The Communist party declared the CDP an illegal organization, followed by a crackdown in Beijing in 1998. After the sentencing on December 23, 1998, the Supreme People's Court then declared that, "anyone who knowingly publishes, prints, copies, or distributes material containing incitement to overthrow state power and the socialist system or split the country" could be tried for crimes. Such charges could result in life sentences for film directors, computer software developers, writers and artists, and media and publishing personnel, all of whom are subject to the new directive.

===Crackdown on other members===
There were hundreds of CDP members that were detained, arrested, and sentenced to prison. Liu Xianbin, Wu Yilong, Gao Hongmin, Zha Jianguo, Mao Qinxiang, Zhu Yufu, Zhuzhengming, Liu Shizhun, Xu Guang, She Wanbao, Chen Shuqing, are some of the members of the party. Cyber dissident He Depu was also arrested in a correction facility.

===Disunion of CDP===

====Two different ways====
There were two main ways to establish the China Democracy Party in 1998, one was represented by the founder Wang Youcai and the other Xu Wenli. Wang Youcai tried to register the party according to the constitution which protects freedom of association, but Xu Wenli just proclaimed the establishment of the party without registration. Wang Youcai is the leader of rational way while Xu Wenli the radical.

====First organization of China Democracy Party in the USA====
Most of the CDP founders in 1989 were arrested but Mr. Xie Wanjun, the founder of the Party in Shandong province fled to the USA and later established China Democracy Party Foundation in New York. Two new groups were established later by Mr. Wang Jun and Mr. Liu Dongxing who worked together with Xie Wanjun before they built their own CDP groups.

====CDP Overseas Headquarter====
Later Xu Wenli was exiled to the US on December 24, 2002. Without discussing with Xie Wanjun to build a united Party, Xu Wenli established a new group: CDP Oversea Headquarter and his party did not collaborate with Xie Wanjun's party.
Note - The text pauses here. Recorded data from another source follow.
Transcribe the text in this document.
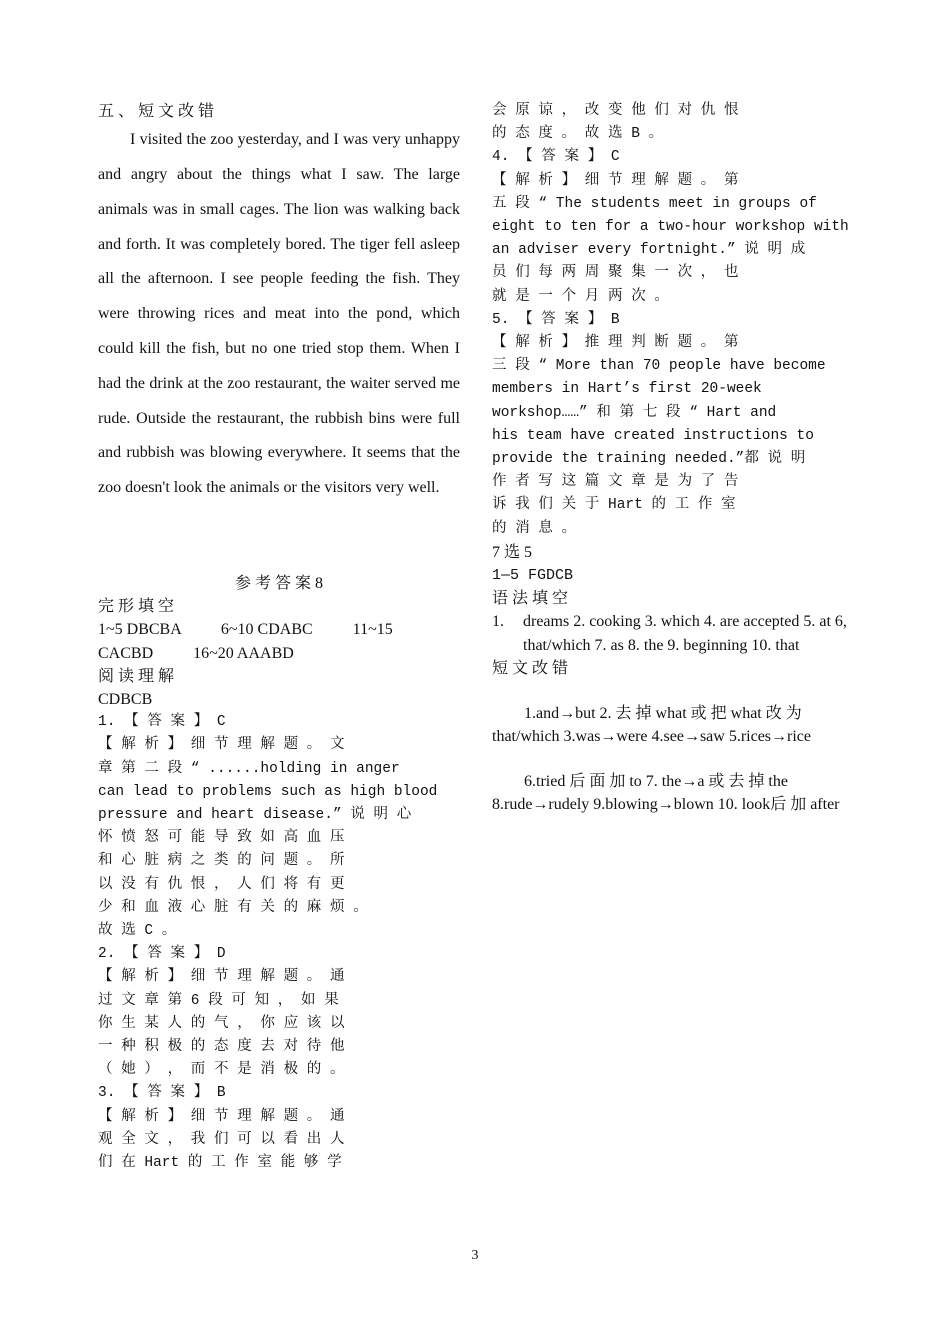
五 、 短 文 改 错

I visited the zoo yesterday, and I was very unhappy and angry about the things what I saw. The large animals was in small cages. The lion was walking back and forth. It was completely bored. The tiger fell asleep all the afternoon. I see people feeding the fish. They were throwing rices and meat into the pond, which could kill the fish, but no one tried stop them. When I had the drink at the zoo restaurant, the waiter served me rude. Outside the restaurant, the rubbish bins were full and rubbish was blowing everywhere. It seems that the zoo doesn't look the animals or the visitors very well.

参 考 答 案 8
完 形 填 空
1~5 DBCBA          6~10 CDABC          11~15
CACBD          16~20 AAABD
阅 读 理 解
CDBCB
1. 【 答 案 】 C
【 解 析 】 细 节 理 解 题 。 文
章 第 二 段 “ ......holding in anger
can lead to problems such as high blood
pressure and heart disease.” 说 明 心
怀 愤 怒 可 能 导 致 如 高 血 压
和 心 脏 病 之 类 的 问 题 。 所
以 没 有 仇 恨 ， 人 们 将 有 更
少 和 血 液 心 脏 有 关 的 麻 烦 。
故 选 C 。
2. 【 答 案 】 D
【 解 析 】 细 节 理 解 题 。 通
过 文 章 第 6 段 可 知 ， 如 果
你 生 某 人 的 气 ， 你 应 该 以
一 种 积 极 的 态 度 去 对 待 他
（ 她 ） ， 而 不 是 消 极 的 。
3. 【 答 案 】 B
【 解 析 】 细 节 理 解 题 。 通
观 全 文 ， 我 们 可 以 看 出 人
们 在 Hart 的 工 作 室 能 够 学
会 原 谅 ， 改 变 他 们 对 仇 恨
的 态 度 。 故 选 B 。
4. 【 答 案 】 C
【 解 析 】 细 节 理 解 题 。 第
五 段 “ The students meet in groups of
eight to ten for a two-hour workshop with
an adviser every fortnight.” 说 明 成
员 们 每 两 周 聚 集 一 次 ， 也
就 是 一 个 月 两 次 。
5. 【 答 案 】 B
【 解 析 】 推 理 判 断 题 。 第
三 段 “ More than 70 people have become
members in Hart’s first 20-week
workshop……” 和 第 七 段 “ Hart and
his team have created instructions to
provide the training needed.”都 说 明
作 者 写 这 篇 文 章 是 为 了 告
诉 我 们 关 于 Hart 的 工 作 室
的 消 息 。
7 选 5
1—5 FGDCB
语 法 填 空
1.	dreams 2. cooking 3. which 4. are accepted 5. at 6, that/which 7. as 8. the 9. beginning 10. that
短 文 改 错
1.and→but 2. 去 掉 what 或 把 what 改 为 that/which 3.was→were 4.see→saw 5.rices→rice
6.tried 后 面 加 to 7. the→a 或 去 掉 the 8.rude→rudely 9.blowing→blown 10. look后 加 after
3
This was the start of dissociation of CDP.

====Coordinative Service Platform of China Democracy Party====
Wang Youcai was exiled to the USA on March 4, 2004. He established China Democracy Party Coordinative Service Platform which supported by the members of China Democracy Party members who are in China, overseas students, and exiled China Democracy Party Members.

====No United Central Committee of CDP====
Because there was no chance for CDP founders to have a meeting for the establishment of united Central Committee of China Democracy Party in 1998, because there were two different ways at the beginning, because the founders in exile could not collaborate in the USA, China Democracy Party can not be established as a united party. There exist several parties claiming to be the "headquarters" or "Central Committee", but actually they do not control each other but develop independently.
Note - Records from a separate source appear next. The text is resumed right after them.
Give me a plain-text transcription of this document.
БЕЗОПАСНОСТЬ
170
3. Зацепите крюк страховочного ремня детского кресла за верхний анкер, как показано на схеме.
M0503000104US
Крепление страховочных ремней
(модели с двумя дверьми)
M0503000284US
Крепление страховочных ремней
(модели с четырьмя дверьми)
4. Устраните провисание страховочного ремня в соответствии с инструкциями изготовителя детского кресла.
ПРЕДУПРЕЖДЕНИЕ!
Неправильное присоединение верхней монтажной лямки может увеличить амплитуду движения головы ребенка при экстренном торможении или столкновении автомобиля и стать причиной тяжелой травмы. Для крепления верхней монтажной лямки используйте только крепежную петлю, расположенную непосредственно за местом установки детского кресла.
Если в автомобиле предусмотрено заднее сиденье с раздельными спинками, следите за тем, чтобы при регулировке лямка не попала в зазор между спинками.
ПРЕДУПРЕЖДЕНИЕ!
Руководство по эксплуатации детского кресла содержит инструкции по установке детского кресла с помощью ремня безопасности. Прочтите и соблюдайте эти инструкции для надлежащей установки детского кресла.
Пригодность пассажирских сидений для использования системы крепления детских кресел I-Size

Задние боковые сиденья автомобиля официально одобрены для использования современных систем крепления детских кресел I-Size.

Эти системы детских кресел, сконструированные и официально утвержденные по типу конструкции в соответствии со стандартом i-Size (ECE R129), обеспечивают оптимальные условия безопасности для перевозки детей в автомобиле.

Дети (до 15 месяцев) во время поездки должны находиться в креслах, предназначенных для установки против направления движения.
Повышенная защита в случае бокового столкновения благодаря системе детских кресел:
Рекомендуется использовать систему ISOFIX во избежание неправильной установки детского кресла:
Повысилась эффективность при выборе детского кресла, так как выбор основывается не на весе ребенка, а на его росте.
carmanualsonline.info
In January 2008, party member Zheng Cunzhu established the Local Committee of China Democracy Party in Los Angeles. Zheng Cunzhu was a former student leader during 1989's pre-democratic movements in Anhui province, and he published an open letter to the leaders of China to advocate the restarting of political reform.

The Local Committee of CDP will try to establish China Democracy Party in the local cities and prefer the local practice of democracy. There are two cities in California: Los Angeles and San Francisco having an office of LCCDP.